Je garde le souvenir de son grand amour du sacerdoce. Il en connaît la valeur et défendait son intégrité. C’était un prêtre joyeux. Ni la maladie, ni la faiblesse du corps, ni la calomnie, ni les médisances, rien n’a pu enlever sa joie de prêtre. Il avait la force de ses convictions et il disait ce qu’il pensait sans détours.
J’ai pu voir en lui ce que le Pape François dit à propos de la joie du prêtre : “La joie du prêtre est un bien précieux non seulement pour lui mais pour tout le peuple fidèle de Dieu”. Un prêtre joyeux est un témoignage et une réponse éloquente à ceux qui, comme le philosophe allemand Nietzsche, trouvait étrange de voir des chrétiens qui n’exprimaient pas leur joie de ressuscités. Il disait : « Je croirais en Dieu lorsque les chrétiens auront des visages de ressuscités (et non des visages tristes). Le Père TODOKO avait ce visage joyeux. Pourtant, il aura été un prêtre méconnu, incompris, à cause peut-être de sa rigueur et son souci de l’idéal chrétien.
Comme je le disais tantôt au sujet du Père Emile AMOUZOU-DAYE, je n’oublierai pas la constance de sa prière pour ma mission, ses encouragements et son soutien.
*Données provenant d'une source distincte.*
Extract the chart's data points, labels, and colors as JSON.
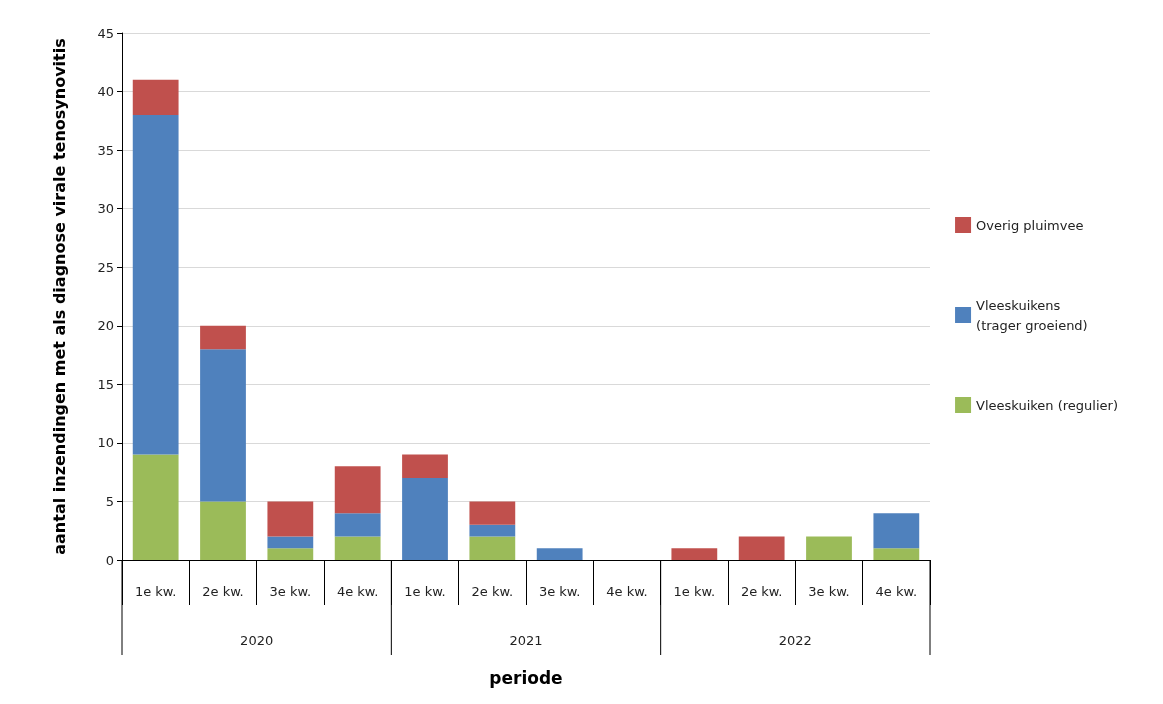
{
  "chart_data": {
    "type": "bar",
    "stacked": true,
    "xlabel": "periode",
    "ylabel": "aantal inzendingen met als diagnose virale tenosynovitis",
    "categories": [
      "1e kw.",
      "2e kw.",
      "3e kw.",
      "4e kw.",
      "1e kw.",
      "2e kw.",
      "3e kw.",
      "4e kw.",
      "1e kw.",
      "2e kw.",
      "3e kw.",
      "4e kw."
    ],
    "annotations": [
      "2020",
      "2021",
      "2022"
    ],
    "series": [
      {
        "name": "Vleeskuiken (regulier)",
        "color": "#9bbb59",
        "values": [
          9,
          5,
          1,
          2,
          0,
          2,
          0,
          0,
          0,
          0,
          2,
          1
        ]
      },
      {
        "name": "Vleeskuikens\n(trager groeiend)",
        "color": "#4f81bd",
        "values": [
          29,
          13,
          1,
          2,
          7,
          1,
          1,
          0,
          0,
          0,
          0,
          3
        ]
      },
      {
        "name": "Overig pluimvee",
        "color": "#c0504d",
        "values": [
          3,
          2,
          3,
          4,
          2,
          2,
          0,
          0,
          1,
          2,
          0,
          0
        ]
      }
    ],
    "ylim": [
      0,
      45
    ],
    "yticks": [
      0,
      5,
      10,
      15,
      20,
      25,
      30,
      35,
      40,
      45
    ],
    "grid": "y",
    "legend": "right"
  }
}
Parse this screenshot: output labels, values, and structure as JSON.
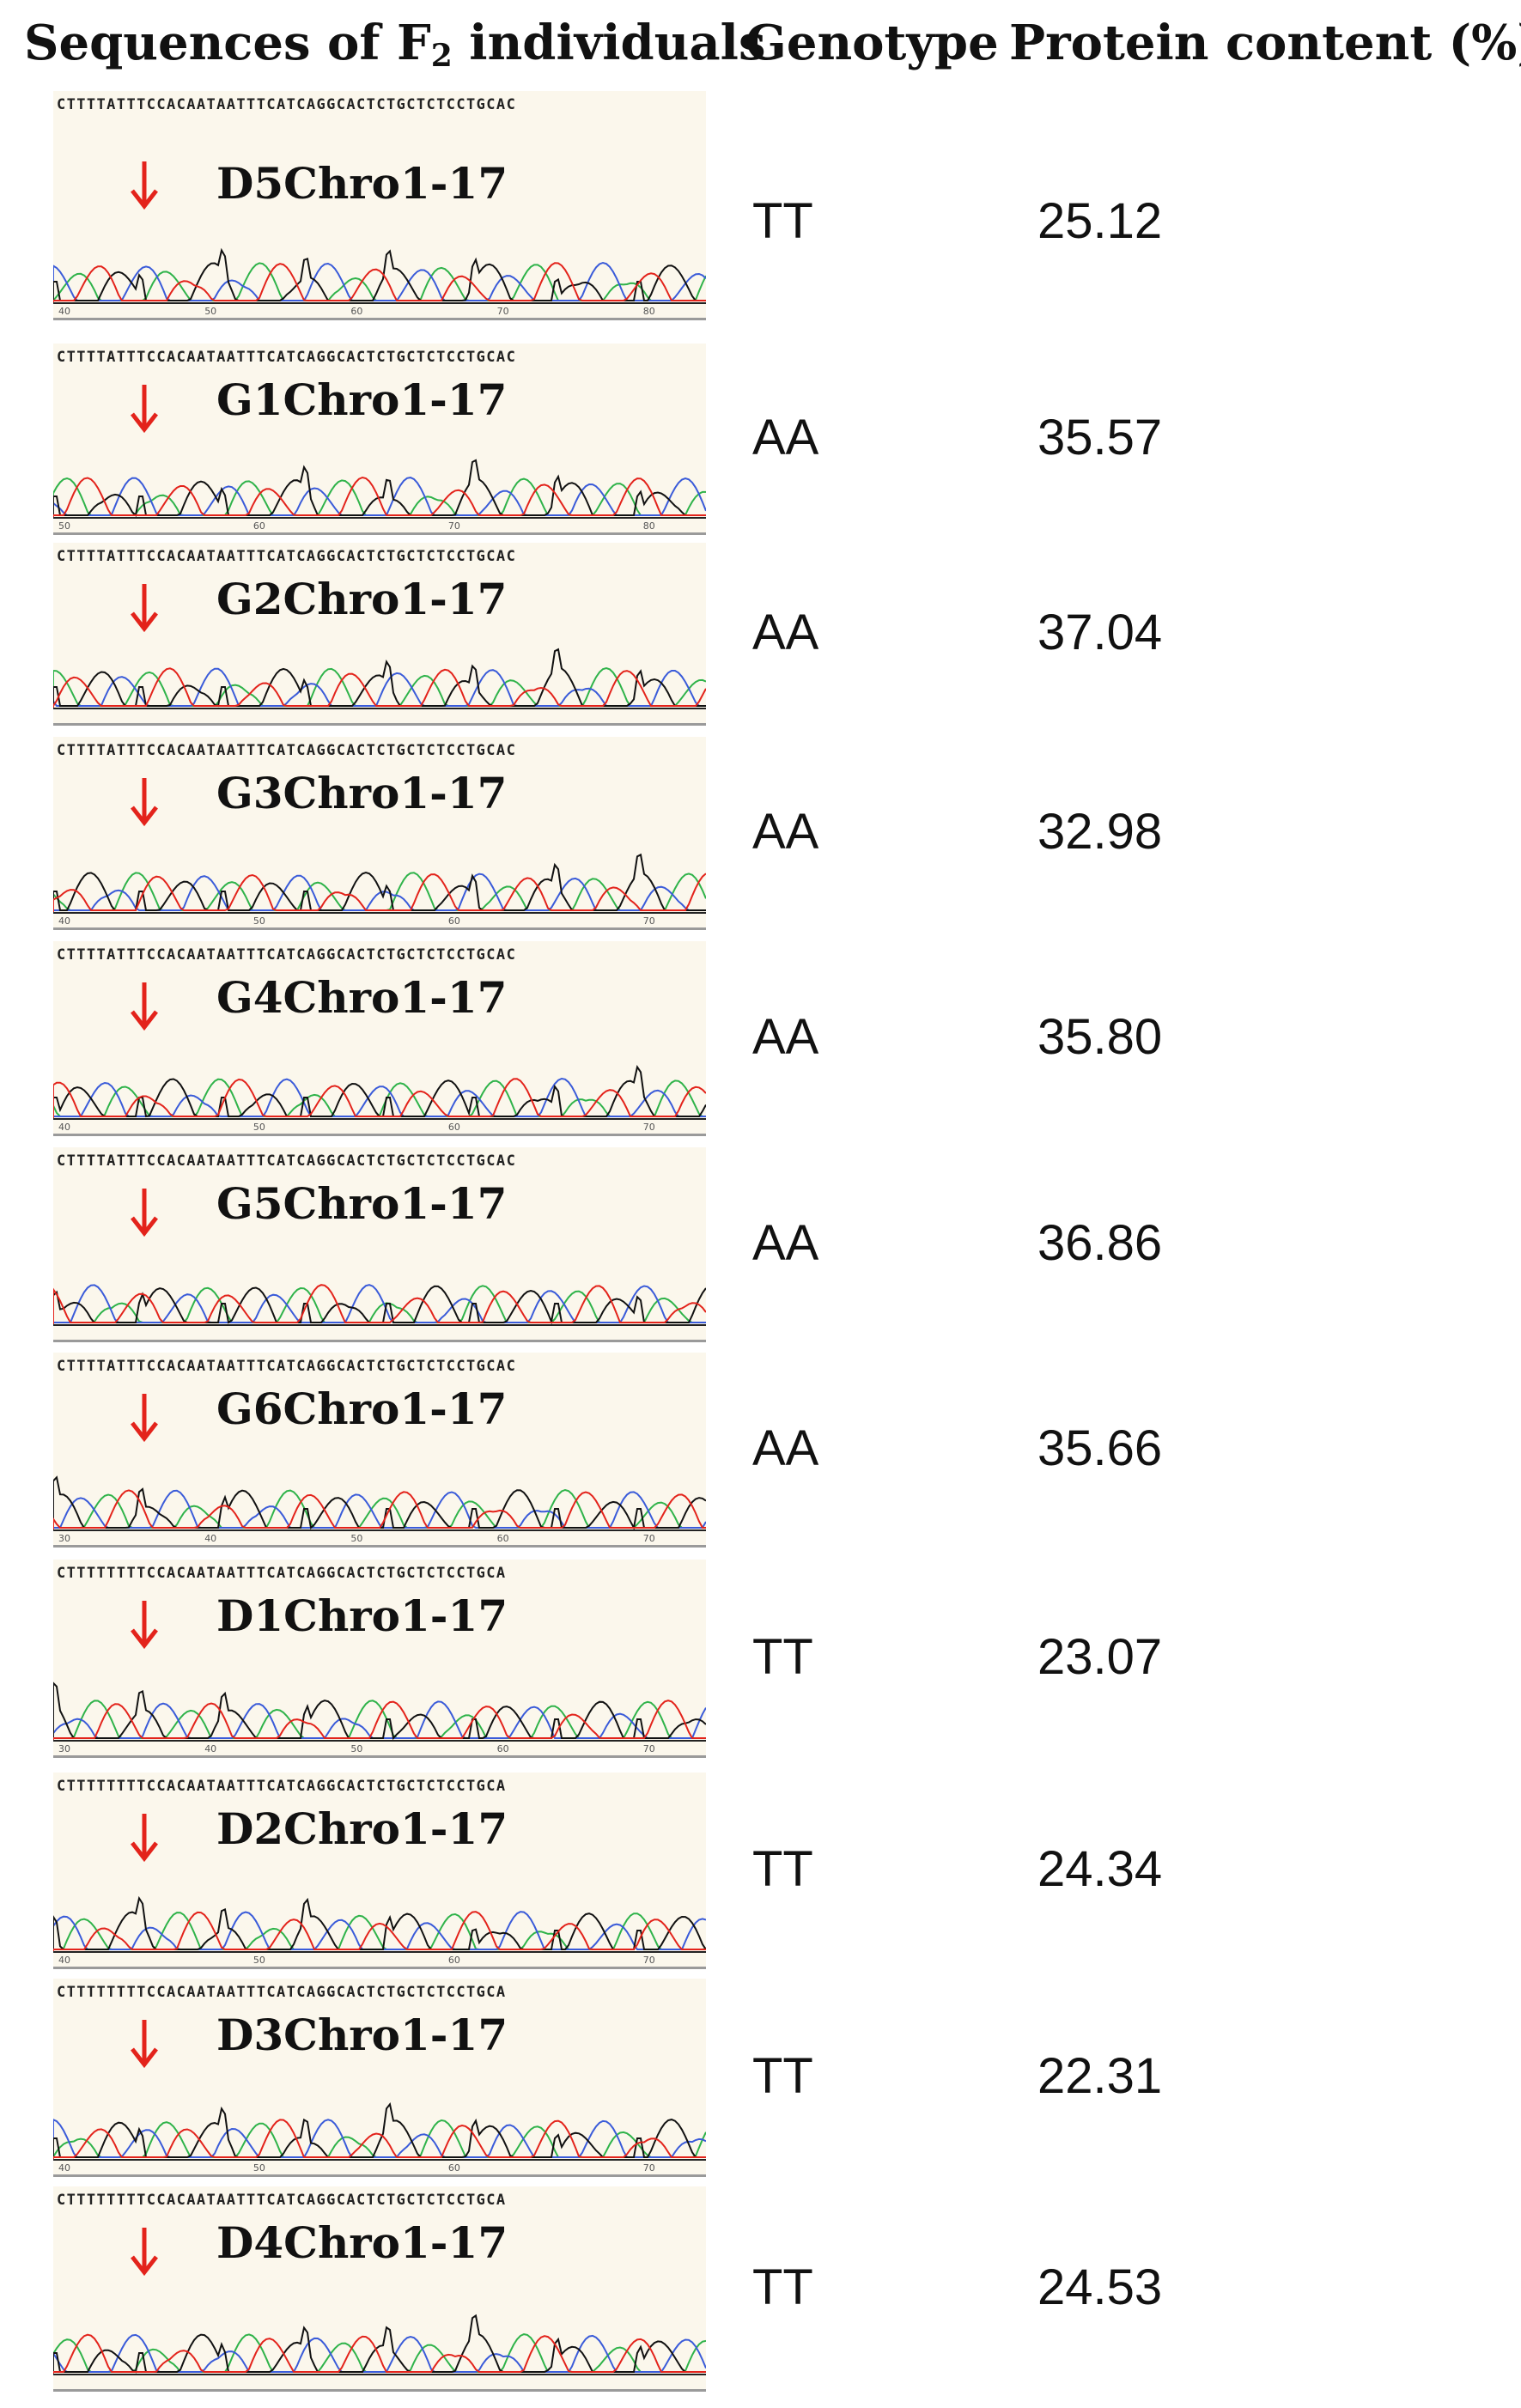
{
  "header": {
    "seq_label": "Sequences of F",
    "seq_sub": "2",
    "seq_label_end": " individuals",
    "genotype_label": "Genotype",
    "protein_label": "Protein content (%)"
  },
  "rows": [
    {
      "sample": "D5Chro1-17",
      "sequence": "CTTTTATTTCCACAATAATTTCATCAGGCACTCTGCTCTCCTGCAC",
      "genotype": "TT",
      "protein": "25.12",
      "ticks": [
        "40",
        "50",
        "60",
        "70",
        "80"
      ]
    },
    {
      "sample": "G1Chro1-17",
      "sequence": "CTTTTATTTCCACAATAATTTCATCAGGCACTCTGCTCTCCTGCAC",
      "genotype": "AA",
      "protein": "35.57",
      "ticks": [
        "50",
        "60",
        "70",
        "80"
      ]
    },
    {
      "sample": "G2Chro1-17",
      "sequence": "CTTTTATTTCCACAATAATTTCATCAGGCACTCTGCTCTCCTGCAC",
      "genotype": "AA",
      "protein": "37.04",
      "ticks": []
    },
    {
      "sample": "G3Chro1-17",
      "sequence": "CTTTTATTTCCACAATAATTTCATCAGGCACTCTGCTCTCCTGCAC",
      "genotype": "AA",
      "protein": "32.98",
      "ticks": [
        "40",
        "50",
        "60",
        "70"
      ]
    },
    {
      "sample": "G4Chro1-17",
      "sequence": "CTTTTATTTCCACAATAATTTCATCAGGCACTCTGCTCTCCTGCAC",
      "genotype": "AA",
      "protein": "35.80",
      "ticks": [
        "40",
        "50",
        "60",
        "70"
      ]
    },
    {
      "sample": "G5Chro1-17",
      "sequence": "CTTTTATTTCCACAATAATTTCATCAGGCACTCTGCTCTCCTGCAC",
      "genotype": "AA",
      "protein": "36.86",
      "ticks": []
    },
    {
      "sample": "G6Chro1-17",
      "sequence": "CTTTTATTTCCACAATAATTTCATCAGGCACTCTGCTCTCCTGCAC",
      "genotype": "AA",
      "protein": "35.66",
      "ticks": [
        "30",
        "40",
        "50",
        "60",
        "70"
      ]
    },
    {
      "sample": "D1Chro1-17",
      "sequence": "CTTTTTTTTCCACAATAATTTCATCAGGCACTCTGCTCTCCTGCA",
      "genotype": "TT",
      "protein": "23.07",
      "ticks": [
        "30",
        "40",
        "50",
        "60",
        "70"
      ]
    },
    {
      "sample": "D2Chro1-17",
      "sequence": "CTTTTTTTTCCACAATAATTTCATCAGGCACTCTGCTCTCCTGCA",
      "genotype": "TT",
      "protein": "24.34",
      "ticks": [
        "40",
        "50",
        "60",
        "70"
      ]
    },
    {
      "sample": "D3Chro1-17",
      "sequence": "CTTTTTTTTCCACAATAATTTCATCAGGCACTCTGCTCTCCTGCA",
      "genotype": "TT",
      "protein": "22.31",
      "ticks": [
        "40",
        "50",
        "60",
        "70"
      ]
    },
    {
      "sample": "D4Chro1-17",
      "sequence": "CTTTTTTTTCCACAATAATTTCATCAGGCACTCTGCTCTCCTGCA",
      "genotype": "TT",
      "protein": "24.53",
      "ticks": []
    }
  ],
  "colors": {
    "arrow": "#e3231b",
    "trace_a": "#2fb34a",
    "trace_c": "#3a5bd9",
    "trace_g": "#111111",
    "trace_t": "#e3231b"
  }
}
Je garderai dans un cœur reconnaissant les messes quasi quotidiennes à mes intentions, car, disait-il, si les prêtres ont le souci de leur paroisse, l’évêque a le souci de toutes les paroisses. Il me parlait de la nécessité pour les prêtres de bien préparer leurs homélies et surtout, de ne pas crier sur l’auditoire, comme si ceux qui nous écoutent étaient sourds. Lorsque j’allais le voir pour prendre de ses nouvelles et lui exprimer mon soutien, c’est moi qui sortais de chez lui, réconforté et soutenu. Ses yeux qui ne voyaient plus, étaient tournés vers le Christ, la lumière intérieure. Tel un ami de l’Epoux, il veillait, tout comme le Père Émile AMOUZOU-DAYE, dans la prière et dans le grand désir d’entrer avec l’Epoux dans la salle des Noces éternelles.
Frères et Sœurs,
Les voici à présent, nos deux frères Emile et Gustave, au seuil de la maison d’éternité. En 51 ans et 39 ans de sacerdoce, ils se sont efforcés de marcher sur le chemin de la sainteté, non pas, par leur propre force, mais par leur union au Christ, union à laquelle nous sommes tous appelés. La sainteté, c’est la vocation des humbles qui comptent sur la grâce de Dieu. Le magistère de l’Eglise nous dit que la sainteté, c’est la charité vécue pleinement, l’amour de Dieu par-dessus toute chose et l’amour du prochain. Que veut dire cela ? Cela veut dire qu’au seuil de l’éternité bienheureuse, une seule question nous sera posée : « as-tu aimé ? », et que dès maintenant, la question sur notre route de pèlerin est celle-ci : « aimes- tu » ?.
Frères et Sœurs,
Que le Seigneur nous donne la grâce d’une charité joyeuse et ardente, dans l’espérance du bonheur éternel, car celui qui aime a déjà franchi la mort, rien ne pourra le séparer de l’amour du Dieu vivant.
Demandons au Seigneur d’accueillir auprès de lui nos frères Émile et Gustave et de leur accorder la récompense promise aux serviteurs fidèles. Que la lumière sans fin brille à leurs yeux et qu’ils contemplent la face du Seigneur qu’ils ont tant aimé et désiré.